Among the other topics Goodell addressed were:

• The Pro Bowl. “I was disappointed in what I saw on Sunday,” he said of the league’s annual all-star game in Hawaii. About three years ago, Goodell had threatened to discontinue the Pro Bowl because with so many top players selected opting not to participate and, with the steady erosion of the quality of play, the game had turned into a joke. Changes were made that seemed to have a “positive impact,” but all of that disappeared last Sunday and the commissioner believes additional modifications are necessary. “I think it’s very important to have a stage on which you celebrate our great players, what they can do on and off the field,” Goodell said. “We may have to think about that differently than we have in the past. … (The Pro Bowl’s) not the kind of game we want to have in its current format, based on what we saw last week.”

• Marijuana. Despite marijuana and medical marijuana being legalized in multiple states, Goodell said he didn’t foresee any change in the “short term” to the NFL’s policy banning marijuana use. He said the league did not differentiate between marijuana and medical marijuana.

• Dangers of football for children.

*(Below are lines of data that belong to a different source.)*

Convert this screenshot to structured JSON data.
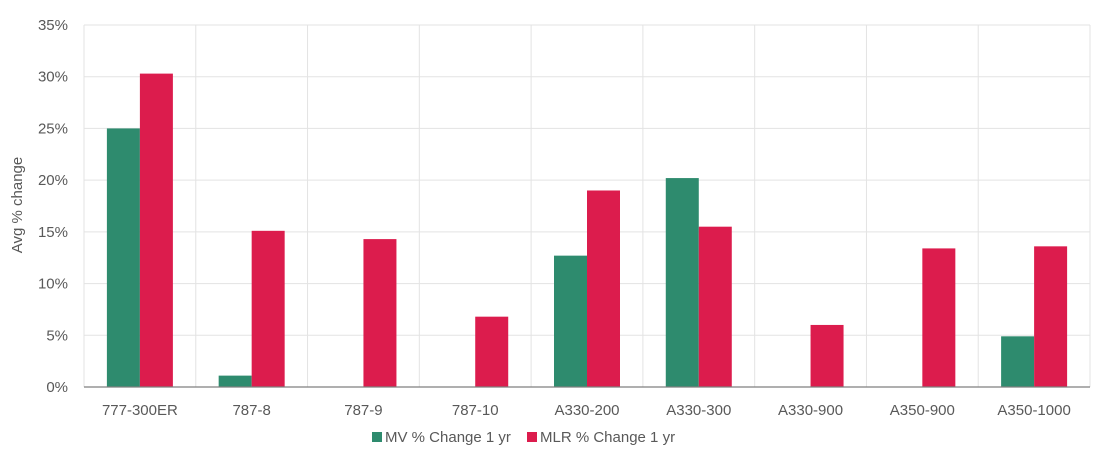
{
  "chart_data": {
    "type": "bar",
    "title": "",
    "xlabel": "",
    "ylabel": "Avg % change",
    "ylim": [
      0,
      35
    ],
    "y_ticks": [
      "0%",
      "5%",
      "10%",
      "15%",
      "20%",
      "25%",
      "30%",
      "35%"
    ],
    "grid": true,
    "legend_position": "bottom",
    "categories": [
      "777-300ER",
      "787-8",
      "787-9",
      "787-10",
      "A330-200",
      "A330-300",
      "A330-900",
      "A350-900",
      "A350-1000"
    ],
    "series": [
      {
        "name": "MV % Change 1 yr",
        "color": "#2e8b6e",
        "values": [
          25.0,
          1.1,
          null,
          null,
          12.7,
          20.2,
          null,
          null,
          4.9
        ]
      },
      {
        "name": "MLR % Change 1 yr",
        "color": "#dc1c4d",
        "values": [
          30.3,
          15.1,
          14.3,
          6.8,
          19.0,
          15.5,
          6.0,
          13.4,
          13.6
        ]
      }
    ]
  }
}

Goodell cited a 78-percent reduction in injuries resulting from the NFL’s heads-up football initiative designed to teach youngsters not to lead with their helmets in tackling. He said he “wouldn’t give up a single day” of the nine years of football he played from youth level through high school. “If I had a son, I’d love to have him play the game of football because of the values you get,” the commissioner said. “There’s risk in life. There’s risk to sitting on the couch. What we want to do is get people active. We want them to experience the game of football because the game of football will teach you … the discipline, the teamwork, the perseverance.”

• Impact of the fewer practices and less contact work, as called for under the terms of the league’s collective-bargaining agreement with its players, on the quality of play. “I believe that the quality of play has never been better in the NFL,” Goodell said. “I think you see it in the quality of competition. We’ve never had closer games than we’ve had in our history. I think there were extraordinary individual performance and team performances. The comebacks were off the charts with excitement this year. So I believe our league is incredibly competitive, but it is also something we watch, we follow. Our competition committee will look at that.”

• The potential relocations of the Chargers from San Diego (they have an agreement in principle to move to Los Angeles) and the Raiders from Oakland. “We very much want to keep our teams where they are,” Goodell said. “As I have said before, relocation is a very difficult process as we saw with Los Angeles, but sometimes in a business sense, it is a reality.”

• More NFL games and a potential franchise in London. “We are considering playing more games in the UK,” Goodell said. “It’s a balancing act with our schedule. … But I believe the future will see more games in the UK. As far as a franchise, let’s continue to grow, let’s continue to see that excitement and enthusiasm and support continue to develop because I think that’s a realistic possibility.”

• NFL playing in Mexico. Goodell announced that the Raiders and Houston Texans would play on Monday night, Nov. 21, in Mexico City. It marks only the NFL’s second regular-season game to be played in Mexico. The first was in 2005, when the Arizona Cardinals beat the San Francisco 49ers, 31-14, before a crowd of 103,467 in Azteca Stadium.